In this work, we reverse the well-established notion that the orbital dynamics of close-in moons is controlled by the oblateness of their host planet. Instead of oblate planets, we place the moons around spherical planets, in a stable two-planet system mutually inclined by 10°. Some of the moons, surprisingly to the first sight, goes unstable by acquiring high eccentricities and inclinations, as shown on the right. The constantness in semi-major axis points it to a secular problem.

Time evolution of the inclination(i) / eccentricity(e) / semi-major axis (a) of a close-in moon on Io-like orbit around a Jupiter-like planet (at 5AU)

The explanation lies in how the orbital precession of the moon works in the planetary system. Normally, the orbital plane of a close-in moon (blue arrow in the plot below) precesses around the spin axis of the planet (orange arrow) due to the torque exerted by the planet's oblateness.

If we view the entire system in the frame with the moon hosting planet as the center, as in the above plot, the star orbits the host planet and is seen as a ring instead of a point mass by the moon, due to its much larger orbital period. Therefore, the star acts like an external oblateness and the moon's orbital plane also precess around the star's orbital plane.

Planetary system in planet-centered frame.

Therefore, there're two torques acting on the moon - the planet oblateness and the star. For the close-in moons, because of their proximity to the planet, the precession is mainly driven by the planet's oblateness. For the Galilean moons, the precession periods range from a few to several hundered years.
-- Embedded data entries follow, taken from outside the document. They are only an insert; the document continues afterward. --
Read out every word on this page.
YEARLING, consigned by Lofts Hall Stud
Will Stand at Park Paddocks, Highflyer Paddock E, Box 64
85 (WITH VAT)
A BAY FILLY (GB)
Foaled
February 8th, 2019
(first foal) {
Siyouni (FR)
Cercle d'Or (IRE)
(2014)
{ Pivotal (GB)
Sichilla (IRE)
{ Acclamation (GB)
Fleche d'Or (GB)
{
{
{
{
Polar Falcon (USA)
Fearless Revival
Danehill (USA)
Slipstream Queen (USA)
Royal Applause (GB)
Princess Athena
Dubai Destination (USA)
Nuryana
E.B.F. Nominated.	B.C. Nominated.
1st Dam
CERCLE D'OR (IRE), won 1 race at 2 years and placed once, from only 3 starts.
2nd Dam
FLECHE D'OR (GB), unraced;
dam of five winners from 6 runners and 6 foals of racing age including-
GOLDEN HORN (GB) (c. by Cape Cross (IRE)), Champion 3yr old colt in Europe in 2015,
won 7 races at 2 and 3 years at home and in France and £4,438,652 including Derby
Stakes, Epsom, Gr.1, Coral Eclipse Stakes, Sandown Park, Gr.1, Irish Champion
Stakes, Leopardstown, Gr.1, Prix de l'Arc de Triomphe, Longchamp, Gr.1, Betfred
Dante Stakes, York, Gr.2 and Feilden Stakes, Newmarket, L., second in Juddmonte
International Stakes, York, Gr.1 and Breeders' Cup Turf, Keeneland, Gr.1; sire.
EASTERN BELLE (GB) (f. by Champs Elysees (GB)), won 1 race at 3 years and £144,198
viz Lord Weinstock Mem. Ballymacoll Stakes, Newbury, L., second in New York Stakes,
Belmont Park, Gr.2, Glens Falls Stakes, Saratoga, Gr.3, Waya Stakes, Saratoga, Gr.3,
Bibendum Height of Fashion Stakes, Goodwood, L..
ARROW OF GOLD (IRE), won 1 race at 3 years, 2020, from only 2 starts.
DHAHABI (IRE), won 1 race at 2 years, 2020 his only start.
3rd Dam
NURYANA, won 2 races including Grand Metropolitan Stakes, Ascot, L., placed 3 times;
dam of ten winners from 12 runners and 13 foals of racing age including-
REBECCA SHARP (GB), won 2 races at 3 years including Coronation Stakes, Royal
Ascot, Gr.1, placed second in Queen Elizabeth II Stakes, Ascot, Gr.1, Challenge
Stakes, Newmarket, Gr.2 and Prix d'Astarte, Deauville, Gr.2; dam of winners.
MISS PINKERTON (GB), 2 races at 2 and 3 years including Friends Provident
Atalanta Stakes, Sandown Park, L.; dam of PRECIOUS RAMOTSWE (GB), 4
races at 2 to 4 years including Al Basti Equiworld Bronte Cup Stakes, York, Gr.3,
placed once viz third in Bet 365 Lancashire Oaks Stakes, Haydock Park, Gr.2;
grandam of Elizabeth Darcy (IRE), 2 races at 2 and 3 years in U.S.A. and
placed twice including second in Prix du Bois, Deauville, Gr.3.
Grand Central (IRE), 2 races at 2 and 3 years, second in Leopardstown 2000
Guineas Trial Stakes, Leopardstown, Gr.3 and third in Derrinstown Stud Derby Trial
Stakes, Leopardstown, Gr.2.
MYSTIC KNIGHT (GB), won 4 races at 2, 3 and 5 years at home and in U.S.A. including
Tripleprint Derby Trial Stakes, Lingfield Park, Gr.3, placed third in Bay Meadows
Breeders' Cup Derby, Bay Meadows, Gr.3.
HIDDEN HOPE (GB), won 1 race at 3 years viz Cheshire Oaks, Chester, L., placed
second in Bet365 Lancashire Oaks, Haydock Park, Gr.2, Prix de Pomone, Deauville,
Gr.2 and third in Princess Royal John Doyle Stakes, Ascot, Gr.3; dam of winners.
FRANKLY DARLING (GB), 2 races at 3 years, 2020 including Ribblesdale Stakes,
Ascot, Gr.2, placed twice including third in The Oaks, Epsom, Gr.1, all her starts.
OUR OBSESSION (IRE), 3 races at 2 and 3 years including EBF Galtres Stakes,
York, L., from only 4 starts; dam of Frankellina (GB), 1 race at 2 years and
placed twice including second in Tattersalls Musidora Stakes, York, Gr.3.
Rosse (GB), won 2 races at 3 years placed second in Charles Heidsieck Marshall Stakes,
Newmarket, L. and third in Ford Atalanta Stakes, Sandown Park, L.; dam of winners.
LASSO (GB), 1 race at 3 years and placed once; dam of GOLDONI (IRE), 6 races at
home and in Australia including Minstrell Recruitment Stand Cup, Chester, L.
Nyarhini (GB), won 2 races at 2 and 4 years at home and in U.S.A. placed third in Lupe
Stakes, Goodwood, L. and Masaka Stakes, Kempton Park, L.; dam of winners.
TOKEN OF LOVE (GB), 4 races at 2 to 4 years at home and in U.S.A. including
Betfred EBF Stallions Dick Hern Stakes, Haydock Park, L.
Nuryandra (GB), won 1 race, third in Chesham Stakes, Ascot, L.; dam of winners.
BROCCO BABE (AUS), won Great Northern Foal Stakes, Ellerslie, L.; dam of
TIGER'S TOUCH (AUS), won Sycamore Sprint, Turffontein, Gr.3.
The precession driven by the star is slower, since the stellar torque decreases towards the planet's center. For moons on Io-like orbits around a Jupiter, the stellar driven torque is of the order 10,000 years. The star's orbital plane also precesses around the system's average plane, since it's a non-coplanar system. The precession periods range from the order of 1000 to 10,000 years. Therefore, when the moon is placed around a spherical planet and is only slowly torqued around by the star, its orbital precession can hit resonances with the orbital precession of the star.

Hamiltonian phase space plot. Ωs : nodal precession period of moon. Ωstar : nodal precession period of star. i : inclination.


The left plot shows the Hamiltonian phase space plot of a close-in moon on an Io-like orbit around a Jupiter mass planets at 5 AU at different simulations corresponding to different orbital precession rates of the star. The moons at 3:2 and 1:1 resonances with the star exhibit circulating and librating motion, and they are stable, as well as moons outside the 3:2 resonance. Moons in between the 3:2 and 1:1 resonances, however,acquire high eccentricities and inclinations, and some go unstable.